Il ruolo ecologico degli squali riguarda tutti

Si evince quindi facilmente quale impatto possa avere ogni singolo prelievo di squali sul futuro dei loro stock, delle loro specie e degli ecosistemi dei nostri oceani. Diversi studi sulla dinamica delle popolazioni di squali e sull’importanza del loro ruolo ecologico dimostrano che la diminuzione della loro presenza, e quindi la diminuzione della loro pressione sulle prede, porti le stesse – che sono comunque predatori di buon livello, pensiamo alle cernie – a diventare troppo numerose e a sovra-predare la specie che sta al piano inferiore della rete alimentare, facendo diminuire il numero degli individui. Di conseguenza, questo porta gli stessi predatori, non più regolati dagli squali, in forte diminuzione, proprio a causa della scarsità di prede. Si vengono pertanto a creare degli “effetti fisarmonica” sull’abbondanza e sulla scomparsa di numerose specie, anche di interesse commerciale.

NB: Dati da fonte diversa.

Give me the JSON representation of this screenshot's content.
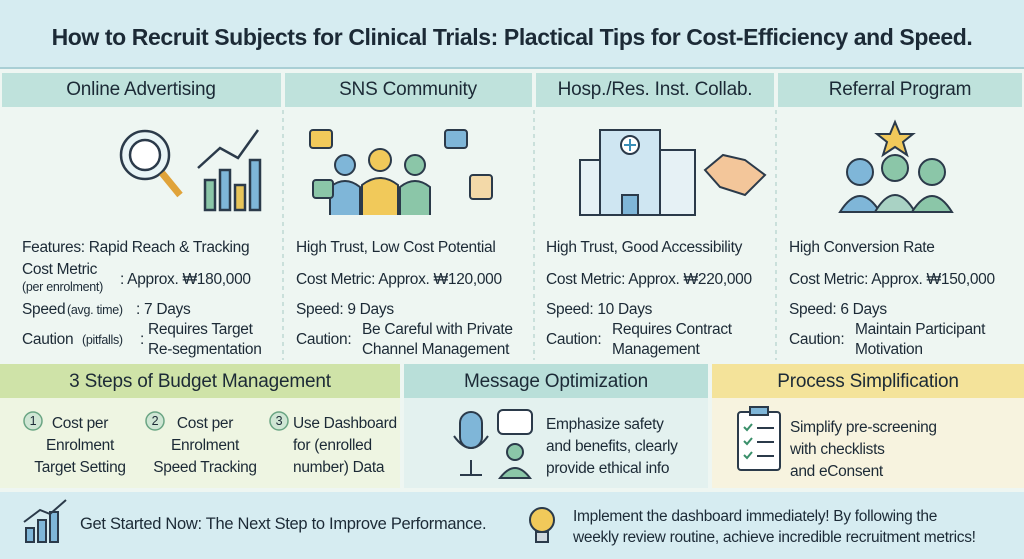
{
  "header": {
    "title": "How to Recruit Subjects for Clinical Trials: Plactical Tips for Cost-Efficiency and Speed."
  },
  "columns": [
    {
      "title": "Online Advertising",
      "features": "Features: Rapid Reach & Tracking",
      "cost": {
        "label": "Cost Metric",
        "note": "(per enrolment)",
        "value": ": Approx. ₩180,000"
      },
      "speed": {
        "label": "Speed",
        "note": "(avg. time)",
        "value": ": 7 Days"
      },
      "caution": {
        "label": "Caution",
        "note": "(pitfalls)",
        "colon": ":",
        "lines": [
          "Requires Target",
          "Re-segmentation"
        ]
      }
    },
    {
      "title": "SNS Community",
      "features": "High Trust, Low Cost Potential",
      "cost": "Cost Metric: Approx. ₩120,000",
      "speed": "Speed: 9 Days",
      "caution": {
        "label": "Caution:",
        "lines": [
          "Be Careful with Private",
          "Channel Management"
        ]
      }
    },
    {
      "title": "Hosp./Res. Inst. Collab.",
      "features": "High Trust, Good Accessibility",
      "cost": "Cost Metric: Approx. ₩220,000",
      "speed": "Speed: 10 Days",
      "caution": {
        "label": "Caution:",
        "lines": [
          "Requires Contract",
          "Management"
        ]
      }
    },
    {
      "title": "Referral Program",
      "features": "High Conversion Rate",
      "cost": "Cost Metric: Approx. ₩150,000",
      "speed": "Speed: 6 Days",
      "caution": {
        "label": "Caution:",
        "lines": [
          "Maintain Participant",
          "Motivation"
        ]
      }
    }
  ],
  "budget": {
    "title": "3 Steps of Budget Management",
    "steps": [
      {
        "number": "1",
        "lines": [
          "Cost per",
          "Enrolment",
          "Target Setting"
        ]
      },
      {
        "number": "2",
        "lines": [
          "Cost per",
          "Enrolment",
          "Speed Tracking"
        ]
      },
      {
        "number": "3",
        "lines": [
          "Use Dashboard",
          "for (enrolled",
          "number) Data"
        ]
      }
    ]
  },
  "message": {
    "title": "Message Optimization",
    "lines": [
      "Emphasize safety",
      "and benefits, clearly",
      "provide ethical info"
    ]
  },
  "process": {
    "title": "Process Simplification",
    "lines": [
      "Simplify pre-screening",
      "with checklists",
      "and eConsent"
    ]
  },
  "footer": {
    "cta": "Get Started Now: The Next Step to Improve Performance.",
    "lines": [
      "Implement the dashboard immediately! By following the",
      "weekly review routine, achieve incredible recruitment metrics!"
    ]
  }
}
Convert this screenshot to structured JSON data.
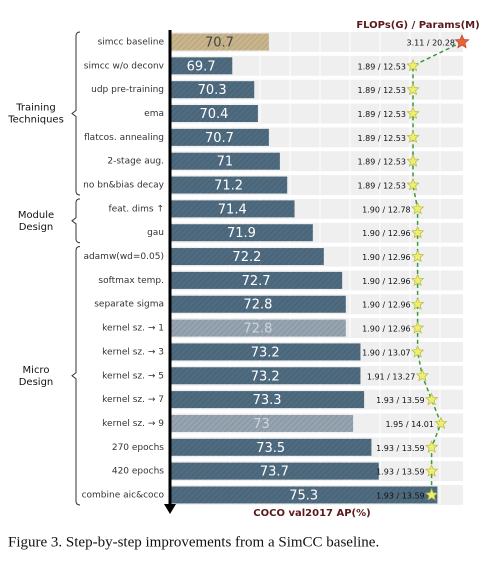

Un mare povero di squali è un mare in cui anche il comparto pesca, già fortemente compromesso da una gestione obsoleta, priva di basi scientifiche, e molto spesso non ecocompatibile con le risorse ittiche, ha solo da perderci. Non solo, siamo noi tutti i primi a perderci: indissolubilmente legati al mare e indissolubilmente legati alla meravigliosa bellezza e importanza del ruolo ecologico degli squali nei nostri oceani.

Nella situazione attuale un elemento importante si sta manifestando, e un alleato grande si sta alzando in favore di questi preziosi animali: la conoscenza e la sensibilizzazione dell’opinione pubblica. Per fortuna sempre più persone stanno imparando che la salute dei nostri mari, e quindi anche la nostra salute, passa attraverso la salute degli squali. Sempre più persone stanno capendo che non sono mostri da temere ma meravigliosi animali da conoscere, da rispettare e da aiutare affinché ci aiutino a riconciliare il nostro rapporto con i mari del mondo. In questo importante processo di “presa di coscienza” nei confronti degli squali vediamo la spinta che dal basso possa spingere gli squali a riconquistare l’importante ruolo che da milioni di anni svolgono nel pianeta-mare.